Use it if you see patterns like:
- the box looks correct but the actual click lands off target
- auto page-turn clicks miss the hotspot
- captured regions are consistently offset from the intended area
Recommended order:
- visualize and define the auto page-turn region first
- open
Coordinate Calibration - fine-tune
offsetX,offsetY,scaleX, andscaleY
If your environment already aligns correctly, you do not need calibration.
8. Transient snip and VLM
Transient snip translation
Transient snip translation is best for occasional cases, for example:
- a system prompt outside the main dialogue box
- a menu or pop-up that you only need once
- a one-off translation without changing the main OCR workflow
It is a supplemental tool, not the core visual novel reading path.
VLM translation
VLM Translation is better understood as full-window scene-aware enhancement, not as a replacement for everyday OCR dialogue reading.
A good mental model is:
- everyday continuous reading: use the OCR workflow first
- complex scenes, unusual layout, or cases that need extra context: try VLM
In the current implementation, manual VLM Translation always captures the full window and does not follow Auto Capture Scope.

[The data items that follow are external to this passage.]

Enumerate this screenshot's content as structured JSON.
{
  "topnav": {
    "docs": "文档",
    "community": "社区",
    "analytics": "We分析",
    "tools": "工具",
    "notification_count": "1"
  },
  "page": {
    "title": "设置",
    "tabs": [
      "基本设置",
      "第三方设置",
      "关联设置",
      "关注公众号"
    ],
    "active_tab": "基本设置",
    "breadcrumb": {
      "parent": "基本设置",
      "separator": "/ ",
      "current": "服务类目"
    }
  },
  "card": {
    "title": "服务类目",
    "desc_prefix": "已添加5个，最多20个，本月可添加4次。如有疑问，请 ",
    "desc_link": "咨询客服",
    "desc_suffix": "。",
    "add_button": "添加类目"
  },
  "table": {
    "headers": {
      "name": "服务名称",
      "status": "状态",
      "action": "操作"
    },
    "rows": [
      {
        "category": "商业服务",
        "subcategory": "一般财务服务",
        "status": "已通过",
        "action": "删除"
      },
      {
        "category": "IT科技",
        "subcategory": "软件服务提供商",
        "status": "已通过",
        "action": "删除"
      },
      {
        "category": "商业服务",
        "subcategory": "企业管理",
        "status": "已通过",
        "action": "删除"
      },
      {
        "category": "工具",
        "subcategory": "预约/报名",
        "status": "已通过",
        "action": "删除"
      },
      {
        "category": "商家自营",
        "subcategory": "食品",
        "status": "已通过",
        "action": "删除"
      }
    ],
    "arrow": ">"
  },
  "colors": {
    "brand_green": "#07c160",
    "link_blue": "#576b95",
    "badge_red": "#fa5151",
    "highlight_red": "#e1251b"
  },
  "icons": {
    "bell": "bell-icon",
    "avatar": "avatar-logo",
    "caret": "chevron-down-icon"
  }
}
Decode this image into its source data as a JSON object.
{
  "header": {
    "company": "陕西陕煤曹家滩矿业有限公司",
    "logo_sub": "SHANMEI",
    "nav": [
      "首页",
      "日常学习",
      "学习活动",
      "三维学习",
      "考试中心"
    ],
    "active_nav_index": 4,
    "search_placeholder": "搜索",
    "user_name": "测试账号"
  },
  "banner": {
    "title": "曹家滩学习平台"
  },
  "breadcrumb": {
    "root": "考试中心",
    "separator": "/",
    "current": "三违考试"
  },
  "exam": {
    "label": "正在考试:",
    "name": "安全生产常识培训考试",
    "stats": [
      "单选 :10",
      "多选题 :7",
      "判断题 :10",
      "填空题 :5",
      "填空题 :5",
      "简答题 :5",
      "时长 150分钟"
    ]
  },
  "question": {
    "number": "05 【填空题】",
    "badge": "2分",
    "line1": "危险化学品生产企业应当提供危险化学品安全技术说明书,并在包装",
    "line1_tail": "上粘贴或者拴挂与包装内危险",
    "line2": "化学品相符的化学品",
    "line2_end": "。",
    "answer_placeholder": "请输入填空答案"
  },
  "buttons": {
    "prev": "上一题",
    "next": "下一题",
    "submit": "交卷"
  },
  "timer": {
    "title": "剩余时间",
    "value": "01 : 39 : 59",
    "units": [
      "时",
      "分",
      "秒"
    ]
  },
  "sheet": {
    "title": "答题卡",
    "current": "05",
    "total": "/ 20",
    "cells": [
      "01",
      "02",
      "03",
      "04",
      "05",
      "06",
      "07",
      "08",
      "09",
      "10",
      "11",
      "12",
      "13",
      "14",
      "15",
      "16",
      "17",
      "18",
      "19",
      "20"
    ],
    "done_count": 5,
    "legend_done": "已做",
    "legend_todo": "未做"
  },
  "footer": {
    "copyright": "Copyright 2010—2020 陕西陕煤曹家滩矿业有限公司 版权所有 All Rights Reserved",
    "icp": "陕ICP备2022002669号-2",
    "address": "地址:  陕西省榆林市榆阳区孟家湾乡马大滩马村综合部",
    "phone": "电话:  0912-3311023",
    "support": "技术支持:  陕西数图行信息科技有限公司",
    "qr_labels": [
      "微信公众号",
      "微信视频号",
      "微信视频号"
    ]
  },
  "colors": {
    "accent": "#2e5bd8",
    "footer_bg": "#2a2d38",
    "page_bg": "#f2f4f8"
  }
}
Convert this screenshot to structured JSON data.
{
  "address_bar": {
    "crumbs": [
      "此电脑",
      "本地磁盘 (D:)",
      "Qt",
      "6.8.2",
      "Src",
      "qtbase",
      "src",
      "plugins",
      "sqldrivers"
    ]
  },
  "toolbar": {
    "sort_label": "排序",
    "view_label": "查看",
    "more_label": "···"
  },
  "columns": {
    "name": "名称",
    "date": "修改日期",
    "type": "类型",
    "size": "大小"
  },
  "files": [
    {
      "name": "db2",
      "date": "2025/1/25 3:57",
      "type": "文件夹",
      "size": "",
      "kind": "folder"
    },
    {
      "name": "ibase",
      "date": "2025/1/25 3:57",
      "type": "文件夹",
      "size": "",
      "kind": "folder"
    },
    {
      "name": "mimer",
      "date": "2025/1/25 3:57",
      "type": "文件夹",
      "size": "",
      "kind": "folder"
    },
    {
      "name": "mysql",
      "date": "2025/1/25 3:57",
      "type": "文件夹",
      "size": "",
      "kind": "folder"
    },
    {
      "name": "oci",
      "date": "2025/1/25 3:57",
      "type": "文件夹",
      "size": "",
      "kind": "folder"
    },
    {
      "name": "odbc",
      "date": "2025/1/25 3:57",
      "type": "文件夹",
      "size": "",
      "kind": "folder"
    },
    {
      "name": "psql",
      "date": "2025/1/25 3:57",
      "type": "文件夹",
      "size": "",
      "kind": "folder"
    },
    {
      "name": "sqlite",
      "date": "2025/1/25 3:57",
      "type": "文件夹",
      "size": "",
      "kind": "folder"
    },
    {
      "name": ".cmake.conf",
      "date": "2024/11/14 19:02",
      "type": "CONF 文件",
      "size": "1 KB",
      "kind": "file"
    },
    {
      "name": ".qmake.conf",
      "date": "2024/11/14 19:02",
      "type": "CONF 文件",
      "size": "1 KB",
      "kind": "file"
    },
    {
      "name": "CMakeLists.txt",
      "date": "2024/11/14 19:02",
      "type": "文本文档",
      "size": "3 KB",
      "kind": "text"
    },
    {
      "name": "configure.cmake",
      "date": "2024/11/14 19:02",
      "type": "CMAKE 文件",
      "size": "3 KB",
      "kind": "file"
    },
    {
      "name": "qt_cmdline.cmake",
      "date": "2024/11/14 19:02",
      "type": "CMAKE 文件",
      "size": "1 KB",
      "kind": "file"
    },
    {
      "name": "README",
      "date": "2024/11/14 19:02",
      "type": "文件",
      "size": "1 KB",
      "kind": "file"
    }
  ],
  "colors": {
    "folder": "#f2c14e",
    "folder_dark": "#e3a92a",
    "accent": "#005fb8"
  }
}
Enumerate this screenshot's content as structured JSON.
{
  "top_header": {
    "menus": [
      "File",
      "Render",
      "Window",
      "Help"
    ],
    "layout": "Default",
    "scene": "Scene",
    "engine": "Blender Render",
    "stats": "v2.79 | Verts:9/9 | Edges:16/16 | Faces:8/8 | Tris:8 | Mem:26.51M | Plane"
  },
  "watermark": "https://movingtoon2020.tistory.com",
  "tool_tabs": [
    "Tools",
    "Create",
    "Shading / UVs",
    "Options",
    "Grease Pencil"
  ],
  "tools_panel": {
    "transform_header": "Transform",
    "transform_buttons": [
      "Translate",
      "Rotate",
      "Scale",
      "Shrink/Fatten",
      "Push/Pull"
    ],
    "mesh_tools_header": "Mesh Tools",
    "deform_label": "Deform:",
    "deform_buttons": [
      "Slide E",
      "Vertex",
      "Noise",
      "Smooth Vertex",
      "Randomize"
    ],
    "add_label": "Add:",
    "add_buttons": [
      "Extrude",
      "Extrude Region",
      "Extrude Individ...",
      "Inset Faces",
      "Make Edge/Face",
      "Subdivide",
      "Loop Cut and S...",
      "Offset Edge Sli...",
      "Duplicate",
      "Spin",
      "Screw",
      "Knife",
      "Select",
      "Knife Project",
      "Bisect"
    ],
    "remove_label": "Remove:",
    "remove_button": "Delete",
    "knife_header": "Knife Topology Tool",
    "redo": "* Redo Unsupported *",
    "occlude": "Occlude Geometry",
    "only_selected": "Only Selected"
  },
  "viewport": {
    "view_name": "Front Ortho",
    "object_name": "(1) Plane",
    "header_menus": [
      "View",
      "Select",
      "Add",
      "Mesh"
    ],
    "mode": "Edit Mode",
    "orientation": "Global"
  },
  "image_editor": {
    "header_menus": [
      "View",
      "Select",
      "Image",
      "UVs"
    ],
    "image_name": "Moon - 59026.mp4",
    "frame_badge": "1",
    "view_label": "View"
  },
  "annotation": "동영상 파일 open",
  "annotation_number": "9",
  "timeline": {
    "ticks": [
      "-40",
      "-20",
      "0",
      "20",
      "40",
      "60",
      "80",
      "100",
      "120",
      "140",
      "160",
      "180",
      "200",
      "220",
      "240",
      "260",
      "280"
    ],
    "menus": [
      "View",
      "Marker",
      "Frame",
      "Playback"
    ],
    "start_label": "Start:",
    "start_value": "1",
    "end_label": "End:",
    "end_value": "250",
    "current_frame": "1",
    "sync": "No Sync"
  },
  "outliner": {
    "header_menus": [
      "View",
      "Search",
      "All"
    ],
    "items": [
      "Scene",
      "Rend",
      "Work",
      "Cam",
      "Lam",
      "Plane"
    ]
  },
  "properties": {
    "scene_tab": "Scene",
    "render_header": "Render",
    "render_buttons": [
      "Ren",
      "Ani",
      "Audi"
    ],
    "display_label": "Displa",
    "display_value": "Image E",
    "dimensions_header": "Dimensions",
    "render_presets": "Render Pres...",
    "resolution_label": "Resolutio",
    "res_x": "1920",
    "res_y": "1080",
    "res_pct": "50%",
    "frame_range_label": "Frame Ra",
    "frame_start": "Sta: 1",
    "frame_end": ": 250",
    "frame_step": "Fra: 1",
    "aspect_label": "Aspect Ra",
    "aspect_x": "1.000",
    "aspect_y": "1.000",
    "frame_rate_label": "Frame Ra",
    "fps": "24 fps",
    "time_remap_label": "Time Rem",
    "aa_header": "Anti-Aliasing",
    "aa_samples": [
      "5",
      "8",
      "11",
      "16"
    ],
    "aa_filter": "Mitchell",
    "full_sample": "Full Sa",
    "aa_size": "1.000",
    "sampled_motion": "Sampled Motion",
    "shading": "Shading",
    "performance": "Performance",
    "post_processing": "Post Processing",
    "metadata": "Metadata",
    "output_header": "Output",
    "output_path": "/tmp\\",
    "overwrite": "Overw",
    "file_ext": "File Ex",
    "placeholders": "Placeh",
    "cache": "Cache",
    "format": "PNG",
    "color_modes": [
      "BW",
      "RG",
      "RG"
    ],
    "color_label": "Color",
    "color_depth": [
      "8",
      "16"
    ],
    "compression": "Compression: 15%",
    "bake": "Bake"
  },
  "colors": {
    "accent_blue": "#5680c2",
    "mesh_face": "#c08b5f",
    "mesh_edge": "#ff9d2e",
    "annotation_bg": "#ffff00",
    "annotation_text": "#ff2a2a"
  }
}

9. Three practical setup patterns
Setup A: Basic dialogue mode
Best for stable main-dialogue reading.
- bind the game window with
Focus - set only the main dialogue
OCR Region - enable screen change detection
- optionally use one main dialogue mask
Notes:
- this is the most stable entry-level setup
- if false triggers happen often, tighten the detection region first
Setup B: Split-choice mode
Best for games with separate choice text and where you want separate translation display.
- use the main dialogue box as the primary OCR region
- add dedicated OCR regions for options
- configure
Dual Mask Regions - make sure the mask count is exactly
2
Notes:
- multi-region OCR currently requires
dialogue mask + option mask - if the mask count is wrong, translation is refused
Setup C: Auto-advance mode
Best when you want long reading sessions with minimal manual intervention.
- define
Auto Page-Turn Region - enable auto page-turn
- optionally enable translate-after-click
- add coordinate calibration only if offsets exist
Notes:
- first make page-turn clicks accurate, then automate the rest
- if screenshots often catch transition frames, increase the page-turn buffer first
10. When to debug configuration before changing models
If results feel unstable, do not assume the model is the first problem. Check these items first:
- whether the bound window is still correct
- whether the main OCR region is too large
- whether the detection region includes portraits or effects
- whether multi-region OCR already has exactly two masks
- whether the auto page-turn target really lands on the game's advance hotspot
In many visual novel workflows, accurate configuration matters more than switching to a stronger model.